Amy Vanderbilt's fine text, The Amy Vanderbilt Complete Book of Etiquette, revised five times since her death is one of my most utilized texts; not only when I need advice but also when I need a good laugh.

Whenever I am congratulating myself for not having capitulated to paper napkins, and some terrifying bin in which they reside on the table permanently, not to mention paper plates, this book always has a way of reeling me in: It instructs and deconstructs the Hostess so that one never gets to comfortable: The book is always there, watching me, and all the while whispering, "There is still more to be done here." The thing has obsequious gaze.

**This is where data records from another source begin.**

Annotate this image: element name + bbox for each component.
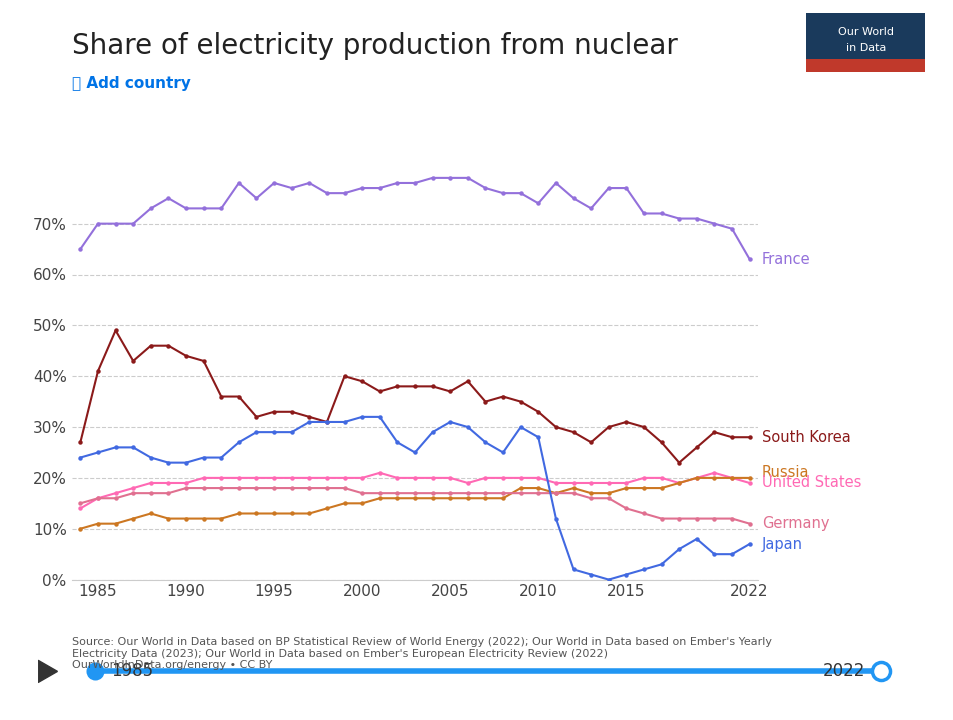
Text: 1985: 1985 <box>111 662 153 680</box>
Text: Japan: Japan <box>761 536 802 552</box>
Text: France: France <box>761 252 810 266</box>
Text: South Korea: South Korea <box>761 430 850 445</box>
Text: ➕ Add country: ➕ Add country <box>71 76 191 91</box>
Text: Our World: Our World <box>837 27 893 37</box>
Polygon shape <box>38 660 57 683</box>
Text: Source: Our World in Data based on BP Statistical Review of World Energy (2022);: Source: Our World in Data based on BP St… <box>71 637 771 670</box>
FancyBboxPatch shape <box>805 13 924 72</box>
Text: Share of electricity production from nuclear: Share of electricity production from nuc… <box>71 32 677 60</box>
Text: Russia: Russia <box>761 465 808 480</box>
Text: 2022: 2022 <box>821 662 864 680</box>
FancyBboxPatch shape <box>805 59 924 72</box>
Text: United States: United States <box>761 475 861 490</box>
Text: Germany: Germany <box>761 516 828 531</box>
Text: in Data: in Data <box>844 43 885 53</box>
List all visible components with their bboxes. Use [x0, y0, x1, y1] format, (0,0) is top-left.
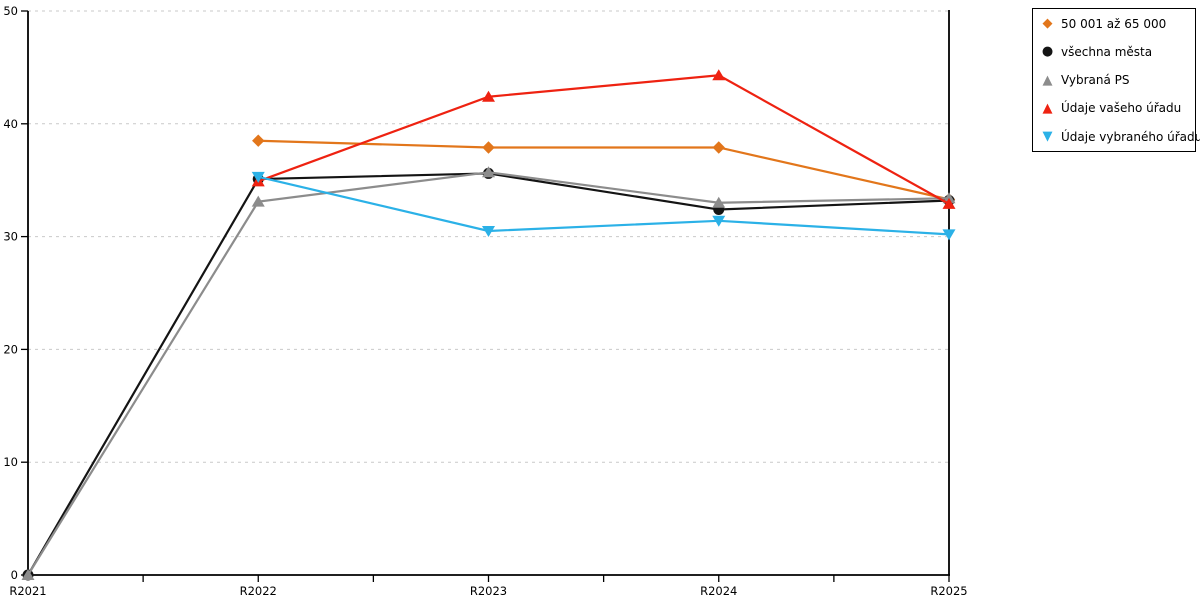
data-point-triangle-down: [482, 225, 495, 237]
y-tick-label: 40: [3, 117, 18, 131]
data-point-triangle-up: [21, 569, 35, 580]
legend-item: ● všechna města: [1039, 45, 1189, 58]
legend-item-label: Údaje vašeho úřadu: [1061, 101, 1182, 116]
series-line: [257, 175, 950, 236]
data-point-diamond: [712, 141, 725, 154]
x-tick-label: R2023: [470, 584, 507, 598]
legend-item: ◆ 50 001 až 65 000: [1039, 17, 1189, 30]
legend-item-label: všechna města: [1061, 44, 1153, 59]
legend-item-label: 50 001 až 65 000: [1061, 16, 1167, 31]
data-point-triangle-up: [942, 192, 956, 204]
circle-marker-icon: ●: [1041, 44, 1054, 60]
data-point-triangle-up: [482, 90, 495, 102]
series-line: [258, 139, 950, 201]
data-point-triangle-down: [942, 229, 956, 241]
legend-item-label: Údaje vybraného úřadu: [1061, 129, 1200, 144]
y-tick-label: 10: [3, 455, 18, 469]
data-point-triangle-up: [482, 166, 495, 178]
y-tick-label: 30: [3, 230, 18, 244]
triangle-up-marker-icon: ▲: [1042, 100, 1053, 116]
triangle-up-marker-icon: ▲: [1042, 72, 1053, 88]
data-point-triangle-down: [712, 215, 726, 227]
data-point-diamond: [482, 141, 495, 154]
data-point-diamond: [252, 134, 265, 147]
y-tick-label: 20: [3, 342, 18, 356]
x-tick-label: R2021: [9, 584, 46, 598]
diamond-marker-icon: ◆: [1042, 16, 1053, 31]
data-point-triangle-up: [251, 195, 265, 207]
data-point-triangle-up: [712, 69, 726, 81]
y-tick-label: 50: [3, 4, 18, 18]
triangle-down-marker-icon: ▼: [1042, 129, 1053, 144]
data-point-triangle-down: [251, 171, 265, 183]
data-point-triangle-up: [942, 197, 956, 209]
x-tick-label: R2022: [240, 584, 277, 598]
data-point-triangle-up: [712, 196, 726, 208]
x-tick-label: R2025: [930, 584, 967, 598]
y-tick-label: 0: [11, 568, 18, 582]
series-line: [257, 74, 950, 205]
legend-item: ▼ Údaje vybraného úřadu: [1039, 129, 1200, 144]
legend-item-label: Vybraná PS: [1061, 73, 1130, 87]
x-tick-label: R2024: [700, 584, 737, 598]
chart-legend: ◆ 50 001 až 65 000 ● všechna města ▲ Vybraná …: [1032, 8, 1200, 152]
legend-item: ▲ Údaje vašeho úřadu: [1039, 102, 1189, 115]
legend-item: ▲ Vybraná PS: [1039, 74, 1189, 87]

This one phrase regarding dining tables in private homes in Letitia Baldridge's second revision always gets me: "Even the table has changed. Plastic mats and polyester no-iron mats are seen everywhere. If a young hostess today were to be shown a forty-foot long white damask banquet cloth, she would probably say incredulously, 'What's that?'"


I seriously laugh for a good five minutes every time I read that phrase in the chapter entitled, Household Management in a Serventless Society (aka, from the tone of the chapter: What's to Become of Us?!).

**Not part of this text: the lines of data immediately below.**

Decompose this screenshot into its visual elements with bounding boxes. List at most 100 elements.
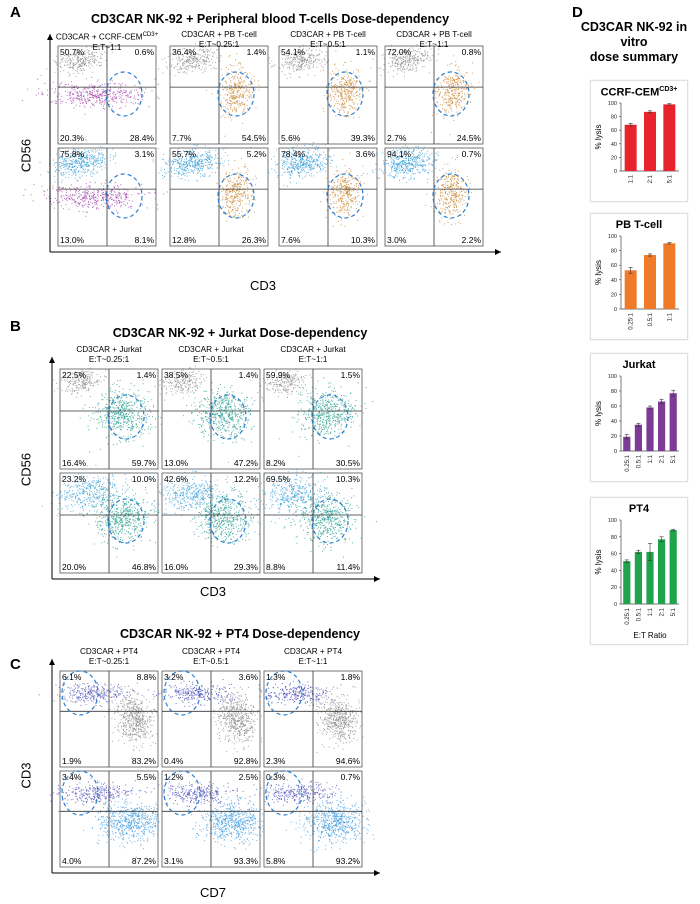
quadrant-label-ll: 4.0% [62, 856, 82, 866]
flow-plot: 55.7% 5.2% 12.8% 26.3% [152, 135, 269, 247]
x-tick-label: 0.5:1 [648, 312, 654, 326]
quadrant-label-lr: 83.2% [132, 756, 157, 766]
axis-arrows [49, 357, 380, 582]
x-tick-label: 1:1 [648, 454, 654, 463]
bar-chart-title: CCRF-CEMCD3+ [600, 86, 678, 99]
bar [634, 424, 642, 451]
column-label: CD3CAR + PT4 E:T~1:1 [258, 647, 368, 667]
column-label: CD3CAR + PT4 E:T~0.5:1 [156, 647, 266, 667]
flow-plot: 0.3% 0.7% 5.8% 93.2% [254, 770, 375, 868]
axis-arrows [47, 34, 501, 255]
column-label-sup: CD3+ [142, 32, 159, 38]
quadrant-label-ul: 36.4% [172, 47, 197, 57]
column-label-line1: CD3CAR + PT4 [79, 647, 138, 656]
bar-chart-box: CCRF-CEMCD3+ 0 20 40 60 80 100 % lysis 1:1 2:1 5:1 [590, 80, 688, 202]
quadrant-label-ul: 3.4% [62, 772, 82, 782]
section-b-xlabel: CD3 [200, 584, 227, 599]
section-c-title: CD3CAR NK-92 + PT4 Dose-dependency [120, 627, 360, 641]
flow-plot: 22.5% 1.4% 16.4% 59.7% [53, 367, 162, 470]
bar-chart-xlabel: E:T Ratio [633, 631, 667, 640]
quadrant-label-lr: 93.2% [336, 856, 361, 866]
quadrant-label-ur: 0.7% [462, 149, 482, 159]
x-tick-label: 0.25:1 [625, 607, 631, 624]
bar [646, 551, 654, 604]
column-label-line1: CD3CAR + PB T-cell [181, 30, 257, 39]
bar [663, 243, 676, 309]
bar-chart-title: Jurkat [622, 359, 656, 371]
x-tick-label: 5:1 [671, 607, 677, 616]
x-tick-label: 5:1 [671, 454, 677, 463]
quadrant-label-ul: 0.3% [266, 772, 286, 782]
quadrant-label-ur: 3.1% [135, 149, 155, 159]
bar [646, 407, 654, 451]
x-tick-label: 1:1 [667, 312, 673, 321]
y-tick-label: 0 [614, 449, 617, 455]
flow-cytometry-figure: 50.7% 0.6%20.3% 28.4%36.4% 1.4%7.7% 54.5%54.… [21, 34, 501, 876]
section-d-title-line1: CD3CAR NK-92 in vitro [580, 20, 688, 49]
quadrant-label-ur: 5.2% [247, 149, 267, 159]
flow-plot: 50.7% 0.6% 20.3% 28.4% [21, 41, 180, 145]
gate-circle [163, 770, 201, 816]
x-tick-label: 0.25:1 [629, 312, 635, 329]
quadrant-label-ur: 0.6% [135, 47, 155, 57]
bar-chart-title: PB T-cell [615, 219, 663, 231]
quadrant-label-ll: 5.6% [281, 133, 301, 143]
quadrant-label-lr: 39.3% [351, 133, 376, 143]
quadrant-label-lr: 24.5% [457, 133, 482, 143]
quadrant-label-lr: 29.3% [234, 562, 259, 572]
bar [624, 270, 637, 309]
gate-circle [107, 498, 145, 544]
section-a-xlabel: CD3 [250, 278, 277, 293]
flow-plot: 72.0% 0.8% 2.7% 24.5% [369, 44, 484, 145]
section-d-title: CD3CAR NK-92 in vitro dose summary [570, 20, 698, 65]
y-tick-label: 80 [611, 389, 617, 395]
column-label-line2: E:T~0.25:1 [88, 657, 130, 666]
x-tick-label: 2:1 [660, 454, 666, 463]
bar-chart-box: Jurkat 0 20 40 60 80 100 % lysis 0.25:1 0.5:1 1:1 2… [590, 353, 688, 482]
column-label: CD3CAR + CCRF-CEMCD3+ E:T~1:1 [52, 30, 162, 53]
bar [623, 561, 631, 604]
quadrant-label-ul: 55.7% [172, 149, 197, 159]
bar [644, 111, 656, 171]
flow-plot: 69.5% 10.3% 8.8% 11.4% [252, 463, 377, 574]
column-label-line2: E:T~1:1 [92, 42, 122, 52]
quadrant-label-ll: 3.0% [387, 235, 407, 245]
flow-plot: 3.2% 3.6% 0.4% 92.8% [141, 670, 263, 768]
column-label-line1: CD3CAR + CCRF-CEMCD3+ [55, 32, 159, 42]
bar-chart-ylabel: % lysis [594, 125, 603, 150]
quadrant-label-ll: 20.0% [62, 562, 87, 572]
quadrant-label-ul: 3.2% [164, 672, 184, 682]
column-label: CD3CAR + PB T-cell E:T~0.5:1 [273, 30, 383, 50]
quadrant-label-ll: 8.2% [266, 458, 286, 468]
quadrant-label-ll: 8.8% [266, 562, 286, 572]
quadrant-label-ll: 20.3% [60, 133, 85, 143]
quadrant-label-ul: 59.9% [266, 370, 291, 380]
y-tick-label: 60 [611, 404, 617, 410]
bar [658, 401, 666, 451]
quadrant-label-ur: 1.4% [239, 370, 259, 380]
quadrant-label-lr: 92.8% [234, 756, 259, 766]
quadrant-label-ll: 7.7% [172, 133, 192, 143]
quadrant-label-ul: 50.7% [60, 47, 85, 57]
bar [669, 530, 677, 604]
quadrant-label-lr: 94.6% [336, 756, 361, 766]
gate-circle [209, 498, 247, 544]
gate-circle [311, 394, 349, 440]
quadrant-label-ul: 69.5% [266, 474, 291, 484]
panel-letter-d: D [572, 4, 583, 21]
section-a-title: CD3CAR NK-92 + Peripheral blood T-cells … [90, 12, 450, 26]
y-tick-label: 60 [611, 263, 617, 269]
x-tick-label: 0.25:1 [625, 454, 631, 471]
quadrant-label-ul: 1.3% [266, 672, 286, 682]
column-label-line1: CD3CAR + PT4 [283, 647, 342, 656]
y-tick-label: 100 [608, 234, 617, 240]
quadrant-label-ul: 75.8% [60, 149, 85, 159]
quadrant-label-lr: 30.5% [336, 458, 361, 468]
quadrant-label-ll: 2.7% [387, 133, 407, 143]
quadrant-label-ur: 1.4% [137, 370, 157, 380]
flow-plot: 6.1% 8.8% 1.9% 83.2% [38, 670, 168, 768]
quadrant-label-ul: 54.1% [281, 47, 306, 57]
column-label-line1: CD3CAR + PT4 [181, 647, 240, 656]
y-tick-label: 0 [614, 602, 617, 608]
gate-circle [311, 498, 349, 544]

Where they so common, ever, that hostesses looked up from their inviting desks and made a note to do something about the cloth that is roughly three building stories long? And following a regular table seating expectation for a two sided dinner setting, would have comfortably seated fifty? You know, because so many people had dining rooms that big, tables that long, or ambitious plans to invite hordes to enjoy pistou and daube with them ever so regularly?

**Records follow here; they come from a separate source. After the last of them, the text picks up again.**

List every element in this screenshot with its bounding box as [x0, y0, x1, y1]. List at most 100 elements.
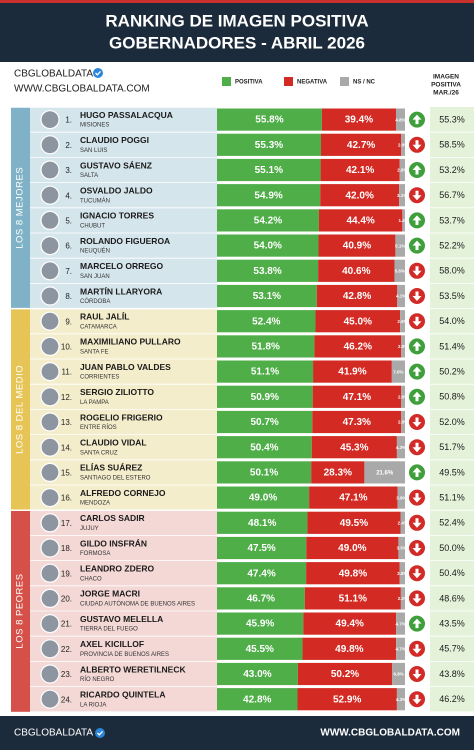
trend-arrow	[412, 114, 422, 125]
previous-value: 52.2%	[439, 240, 465, 250]
bar-segment	[217, 234, 319, 257]
rank: 6.	[65, 242, 72, 251]
province: PROVINCIA DE BUENOS AIRES	[80, 652, 169, 658]
bar-value-label: 28.3%	[324, 468, 352, 479]
footer-brand: CBGLOBALDATA	[14, 728, 93, 739]
bar-segment	[320, 133, 402, 156]
portrait	[40, 588, 60, 609]
bar-segment	[400, 511, 405, 534]
province: CHACO	[80, 576, 102, 582]
province: CATAMARCA	[80, 324, 117, 330]
bar-value-label: 46.2%	[344, 342, 372, 353]
group-strip	[11, 308, 30, 511]
previous-value: 58.0%	[439, 266, 465, 276]
trend-arrow	[412, 140, 422, 150]
bar-segment	[399, 158, 405, 182]
bar-segment	[297, 662, 393, 686]
verified-check	[95, 70, 101, 76]
bar-segment	[303, 612, 397, 635]
bar-segment	[217, 259, 319, 282]
previous-value: 55.3%	[439, 114, 465, 124]
bar-value-label: 50.7%	[250, 417, 278, 428]
rank: 24.	[61, 695, 72, 704]
footer-band	[0, 716, 474, 750]
bar-segment	[398, 536, 405, 560]
group-label: LOS 8 MEJORES	[15, 167, 26, 249]
portrait	[40, 513, 60, 533]
governor-name: ROGELIO FRIGERIO	[80, 412, 163, 422]
bar-segment	[309, 486, 398, 509]
legend-swatch	[284, 77, 293, 86]
bar-segment	[312, 385, 402, 408]
previous-value: 53.5%	[439, 291, 465, 301]
bar-segment	[217, 587, 305, 610]
portrait	[40, 664, 60, 684]
bar-segment	[396, 436, 405, 459]
bar-value-label: 51.1%	[339, 594, 367, 605]
bar-value-label: 2.0%	[398, 142, 408, 147]
bar-segment	[314, 335, 402, 358]
bar-value-label: 50.4%	[250, 442, 278, 453]
bar-value-label: 54.0%	[254, 241, 282, 252]
governor-name: HUGO PASSALACQUA	[80, 110, 173, 120]
bar-value-label: 50.1%	[250, 468, 278, 479]
previous-value: 45.7%	[439, 644, 465, 654]
bar-value-label: 4.7%	[395, 646, 405, 651]
previous-value: 58.5%	[439, 140, 465, 150]
bar-segment	[217, 133, 321, 156]
bar-value-label: 51.8%	[252, 342, 280, 353]
bar-segment	[302, 637, 397, 660]
portrait	[40, 336, 60, 356]
rank: 19.	[61, 569, 72, 578]
previous-value: 43.8%	[439, 669, 465, 679]
bar-segment	[318, 234, 396, 257]
rank: 17.	[61, 519, 72, 528]
previous-value: 50.0%	[439, 543, 465, 553]
bar-value-label: 50.2%	[331, 669, 359, 680]
governor-name: MAXIMILIANO PULLARO	[80, 337, 181, 347]
brand: CBGLOBALDATA	[14, 69, 93, 80]
trend-arrow	[412, 442, 422, 453]
trend-arrow	[412, 669, 422, 679]
bar-value-label: 6.8%	[393, 672, 403, 677]
governor-name: JORGE MACRI	[80, 589, 140, 599]
bar-segment	[396, 637, 405, 660]
province: LA PAMPA	[80, 400, 109, 406]
portrait	[40, 689, 60, 709]
rank: 22.	[61, 645, 72, 654]
governor-name: MARTÍN LLARYORA	[80, 286, 162, 296]
bar-segment	[394, 259, 405, 282]
province: MENDOZA	[80, 501, 110, 507]
bar-segment	[397, 284, 405, 308]
trend-arrow	[412, 694, 422, 705]
previous-value: 49.5%	[439, 467, 465, 477]
province: SAN JUAN	[80, 274, 110, 280]
governor-name: MARCELO ORREGO	[80, 261, 164, 271]
bar-segment	[217, 637, 303, 660]
rank: 20.	[61, 595, 72, 604]
governor-name: IGNACIO TORRES	[80, 211, 154, 221]
province: CÓRDOBA	[80, 298, 110, 305]
bar-segment	[391, 360, 405, 383]
governor-name: GILDO INSFRÁN	[80, 538, 147, 548]
province: FORMOSA	[80, 551, 110, 557]
group-label: LOS 8 PEORES	[15, 573, 26, 648]
bar-segment	[315, 310, 401, 333]
bar-value-label: 2.6%	[397, 319, 407, 324]
bar-value-label: 49.4%	[336, 619, 364, 630]
province: SAN LUIS	[80, 148, 107, 154]
bar-segment	[217, 108, 322, 131]
bar-value-label: 50.9%	[251, 392, 279, 403]
trend-arrow	[412, 165, 422, 175]
bar-value-label: 3.5%	[397, 546, 407, 551]
bar-value-label: 2.0%	[398, 394, 408, 399]
portrait	[40, 538, 60, 558]
previous-value: 51.4%	[439, 341, 465, 351]
bar-value-label: 4.3%	[396, 445, 406, 450]
bar-segment	[217, 562, 307, 585]
governor-name: ELÍAS SUÁREZ	[80, 463, 142, 473]
bar-value-label: 42.0%	[346, 190, 374, 201]
rank: 7.	[65, 267, 72, 276]
portrait	[40, 437, 60, 457]
province: LA RIOJA	[80, 702, 106, 708]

Roughly, the room would look like this:


This is the White House State Banquet Hall, ca. 1904, as expanded sixty percent to seat 100 persons for dining in a number of seating arrangements including two long tables.

Amy (RIP), Letitia: If one had the capacity, it is indeed unlikely they were going to take to the presses themselves to see to it the wrinkles were out of the cloth. And while the text is decidedly aspirational it was indeed intended, even originally, by purchase for the masses, causing the Hostess to believe we are not the first generation to have snickered at phrases such as these. Nonetheless, on countless other points the book is indispensable so I in no way wish to discredit.

Locally, there are any number of grand homes dating from the colonial period forward, (rebuilding largely begun just after the Revolutionary War, which saw the burning of Bedford by British troops, concluded). I dare say, then, and in every period since, in a community which could have managed, a dining room of this stature was rare. Furthermore, when the places did exist many were modified to reduce the dining spaces. Everyone knows and can imagine these sort of places, why, you can tour them: The Breakers, Rosecliff.

A privately held local example, Linden Farm, erected in 1928 and at nearly 14,000 square feet, has plenty of room for everything. You can have this estate and renovate to get the length of dining room, for $28 million. So the table cloth then, will not be a problem, right?


I like to think many hostesses of many era's including my own would see a damask forty-footer, know exactly what it was, and how to conquer it (by cutting it up for drapes a la Carol Burnette as Scarlett O'Hara). Come on. This is what you get when a White House social secretary revises an etiquette text. Honestly, the 50th Anniversary Edition, revised by Nancy Tuckerman, is a mite more effective and useful, possibly than Letitia's two revisions ever were.

Even then (the original text was completed in 1951, so let's assume for argument that Amy refers to the first half of the 20th century), I certainly believe people valued realism, and surely the book would have sold more copies if it had indeed addressed the lives of good, but not Astor-esque hostesses and household managers with something other than disdain.

No word of a lie, I just Googled this and the first forty eight entries referred to plastic banquet cloths or something that comes in a roll. Indeed it seems we have slipped at least on the fabric portion of the large tablecloth. Likely, you would need to commission a damask one now or live with that hideous polyester fabrication hotels use.

While the message is derived of a distaste for what these social hall monitors deemed a failure of our civilization's hostesses to maintain taste, care, and decorum, the message is none the less valuable: Old standards are good standards for entertaining, but they are harder, and in these times, probably as in all, the roads less taken.

1 comment:

The Countess of Nassau County said...

Great post.

Could you please recommend a good book on etiquette that is geared to children?